Zahwah menghela napas. “Iya, aku enggak mau menikah dengan pak Dafi itu, aku enggak tahu dia orangnya seperti apa, Ren.” Wajah Zahwah terlihat bersedih.
“Kamu masih nungguin pacar kamu ya, Za?”
“Iya. Aku masih ngarep Mas Arsen balik ke Bandung, sampai saat ini aku masih hilang kontak sama dia.”
“Ngapain sih kamu masih ngarepin dia?”
“Dia sudah janji bakalan balik ke Bandung setelah lulus kuliah dan melamarku.”
“Jangan-jangan dia sudah lupa sama kamu, Za. Buktinya, sampai sekarang dia masih enggak ada kabar, kalau dia inget sama kamu, harusnya dia usaha dong buat hubungi kamu atau balik ke Bandung buat cari kamu.” Nada bicara Rena terdengar kesal.

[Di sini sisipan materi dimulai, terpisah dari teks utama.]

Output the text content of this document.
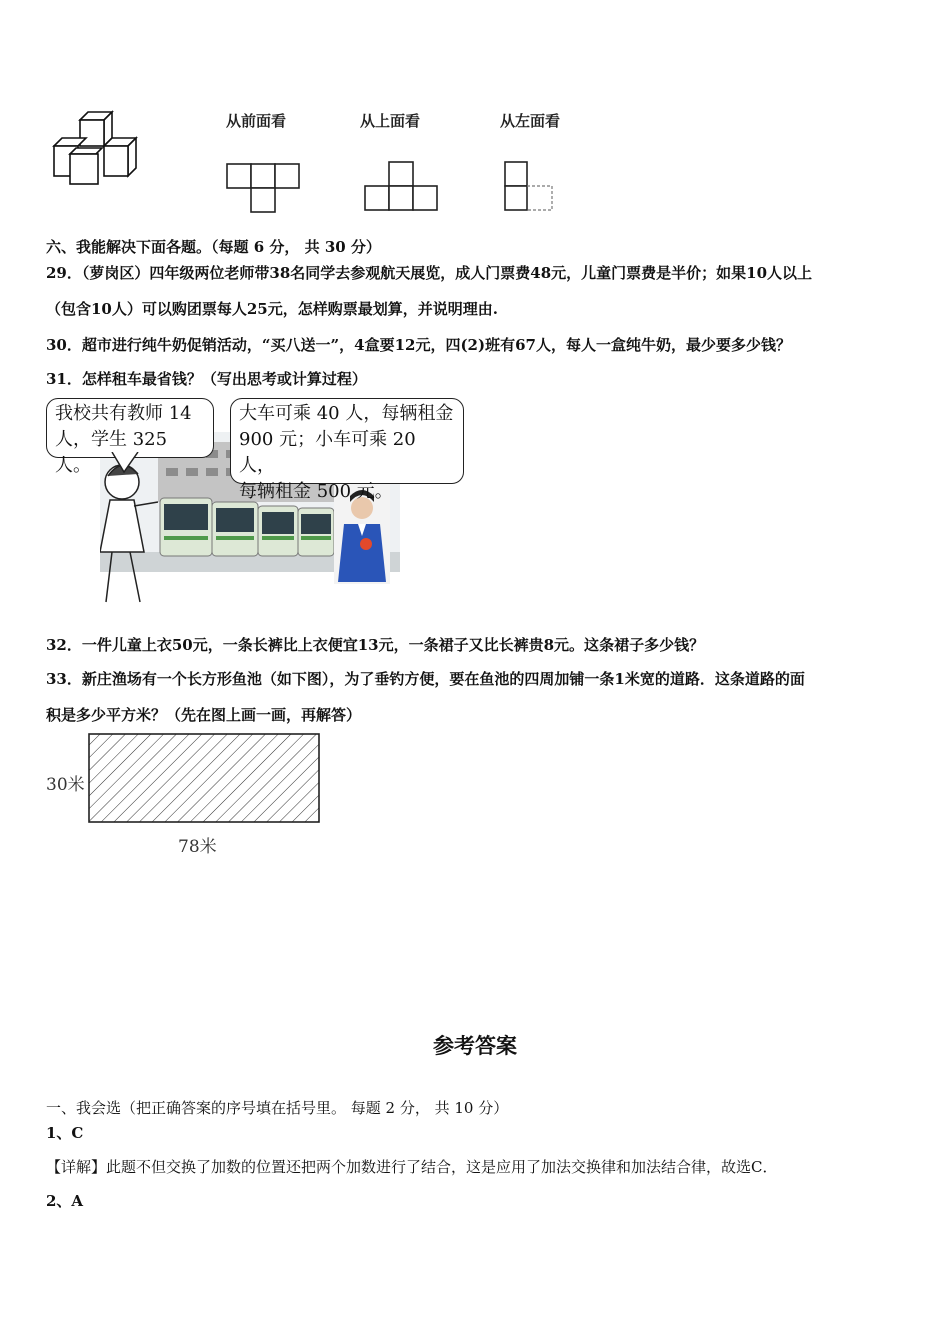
从前面看	从上面看	从左面看
六、我能解决下面各题。（每题 6 分， 共 30 分）
29．（萝岗区）四年级两位老师带38名同学去参观航天展览，成人门票费48元，儿童门票费是半价；如果10人以上
（包含10人）可以购团票每人25元，怎样购票最划算，并说明理由.
30．超市进行纯牛奶促销活动，“买八送一”，4盒要12元，四(2)班有67人，每人一盒纯牛奶，最少要多少钱？
31．怎样租车最省钱？（写出思考或计算过程）
我校共有教师 14
人，学生 325 人。
大车可乘 40 人，每辆租金
900 元；小车可乘 20 人，
每辆租金 500 元。
32．一件儿童上衣50元，一条长裤比上衣便宜13元，一条裙子又比长裤贵8元。这条裙子多少钱？
33．新庄渔场有一个长方形鱼池（如下图），为了垂钓方便，要在鱼池的四周加铺一条1米宽的道路．这条道路的面
积是多少平方米？（先在图上画一画，再解答）
30米
78米
参考答案
一、我会选（把正确答案的序号填在括号里。 每题 2 分， 共 10 分）
1、C
【详解】此题不但交换了加数的位置还把两个加数进行了结合，这是应用了加法交换律和加法结合律，故选C．
2、A
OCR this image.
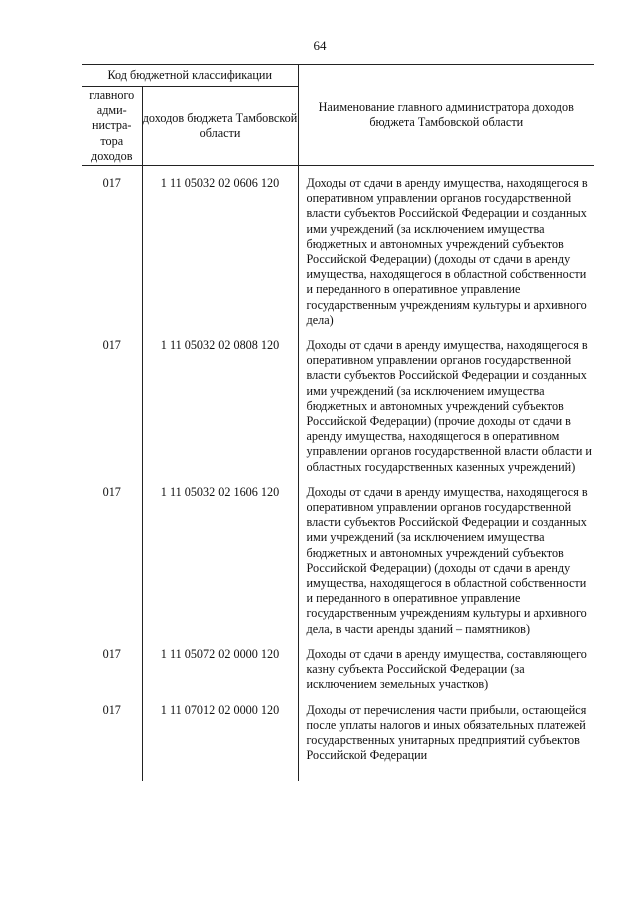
64
Код бюджетной классификации		Наименование главного администратора доходов бюджета Тамбовской области
главного адми-нистра-тора доходов	доходов бюджета Тамбовской области	
017	1 11 05032 02 0606 120	Доходы от сдачи в аренду имущества, находящегося в оперативном управлении органов государственной власти субъектов Российской Федерации и созданных ими учреждений (за исключением имущества бюджетных и автономных учреждений субъектов Российской Федерации) (доходы от сдачи в аренду имущества, находящегося в областной собственности и переданного в оперативное управление государственным учреждениям культуры и архивного дела)
017	1 11 05032 02 0808 120	Доходы от сдачи в аренду имущества, находящегося в оперативном управлении органов государственной власти субъектов Российской Федерации и созданных ими учреждений (за исключением имущества бюджетных и автономных учреждений субъектов Российской Федерации) (прочие доходы от сдачи в аренду имущества, находящегося в оперативном управлении органов государственной власти области и областных государственных казенных учреждений)
017	1 11 05032 02 1606 120	Доходы от сдачи в аренду имущества, находящегося в оперативном управлении органов государственной власти субъектов Российской Федерации и созданных ими учреждений (за исключением имущества бюджетных и автономных учреждений субъектов Российской Федерации) (доходы от сдачи в аренду имущества, находящегося в областной собственности и переданного в оперативное управление государственным учреждениям культуры и архивного дела, в части аренды зданий – памятников)
017	1 11 05072 02 0000 120	Доходы от сдачи в аренду имущества, составляющего казну субъекта Российской Федерации (за исключением земельных участков)
017	1 11 07012 02 0000 120	Доходы от перечисления части прибыли, остающейся после уплаты налогов и иных обязательных платежей государственных унитарных предприятий субъектов Российской Федерации
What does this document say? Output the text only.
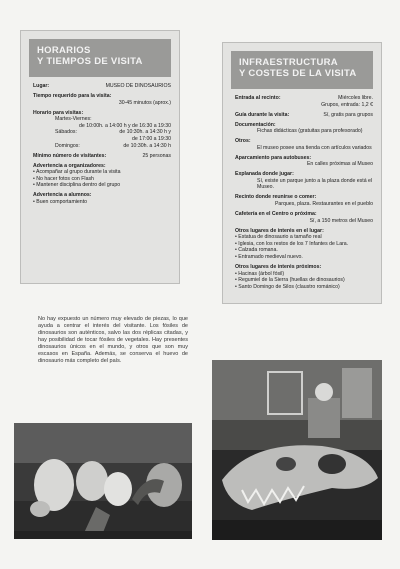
HORARIOS
Y TIEMPOS DE VISITA
Lugar:	MUSEO DE DINOSAURIOS
Tiempo requerido para la visita:
30-45 minutos (aprox.)
Horario para visitas:
Martes-Viernes:
de 10:00h. a 14:00 h y de 16:30 a 19:30
Sábados:	de 10:30h. a 14:30 h y
de 17:00 a 19:30
Domingos:	de 10:30h. a 14:30 h
Mínimo número de visitantes:	25 personas
Advertencia a organizadores:
• Acompañar al grupo durante la visita
• No hacer fotos con Flash
• Mantener disciplina dentro del grupo
Advertencia a alumnos:
• Buen comportamiento
INFRAESTRUCTURA
Y COSTES DE LA VISITA
Entrada al recinto:	Miércoles libre.
Grupos, entrada: 1,2 €
Guía durante la visita:	Sí, gratis para grupos
Documentación:
Fichas didácticas (gratuitas para profesorado)
Otros:
El museo posee una tienda con artículos variados
Aparcamiento para autobuses:
En calles próximas al Museo
Explanada donde jugar:
Sí, existe un parque junto a la plaza donde está el Museo.
Recinto donde reunirse o comer:
Parques, plaza. Restaurantes en el pueblo
Cafetería en el Centro o próxima:
Sí, a 150 metros del Museo
Otros lugares de interés en el lugar:
• Estatua de dinosaurio a tamaño real
• Iglesia, con los restos de los 7 Infantes de Lara.
• Calzada romana.
• Entramado medieval nuevo.
Otros lugares de interés próximos:
• Hacinas (árbol fósil)
• Regumiel de la Sierra (huellas de dinosaurios)
• Santo Domingo de Silos (claustro románico)
No hay expuesto un número muy elevado de piezas, lo que ayuda a centrar el interés del visitante. Los fósiles de dinosaurios son auténticos, salvo las dos réplicas citadas, y hay posibilidad de tocar fósiles de vegetales. Hay presentes dinosaurios únicos en el mundo, y otros que son muy escasos en España. Además, se conserva el huevo de dinosaurio más completo del país.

“Entahlah. Terus kamu ada saran lagi enggak siapa lagi yang harus aku temui untuk ngajuin investasi ini?”
“Belum ada sih, Za. Mending gini deh, kamu coba pertimbangkan tawaran dari pak Dafi itu. Nikah aja sama dia, jangan kebanyakan mikir. Utang-utang papa, mama kamu siapa yang mau bayarin? Coba kamu pikirin deh.”
“Nanti kita bicarain lagi, aku mau pulang dulu ke rumah.”
***
Zahwah baru sampai di rumah. Perempuan itu tadi pulang dengan ojek. Baru selesai membayar biaya ojeknya, empat orang pria berbadan besar sudah menunggunya di depan pagar. Zahwah terdiam di tempat. Tidak jadi melangkah menuju rumahnya.
“Bayar utang sekarang! Atau rumah ini juga akan kami sita!” Salah satu dari debt collector itu yang bicara.
Hanya tersisa rumah itu yang Zahwah miliki sekarang. Jika rumah itu juga ikut disita, harta orang tuanya habis tak bersisa.
“Saya tidak punya uang sekarang.”
“Apa? Tidak ada uang? Kalau berani berutang harus mampu bayar! Kamu mau rumah ini kami sita hari ini juga?”
“Jangan, Pak!”
“Makanya! Bayar utang!”
Pria-pria itu terus menagih utang pada Zahwah dengan cacian dan makian yang membuat Zahwah merasakan sesak di d**a. Di saat genting seperti ini, dia teringat pada Dafi. Tanpa memedulikan cacian dan makian debt collector di hadapannya dia pun mencari kartu nama Dafi di dalam tas. Kemudian dia masukkan nomor ponsel Dafi lalu menghubungi nomor itu. Setiap detik menunggu panggilannya diterima oleh Dafi terasa lama.
Zahwah merasa lega saat Dafi akhirnya menerima panggilannya dan dia pun langsung bicara tanpa basa basi lagi. “Halo, Pak Dafi, saya terima tawarannya, saya mau menikah dengan Bapak.”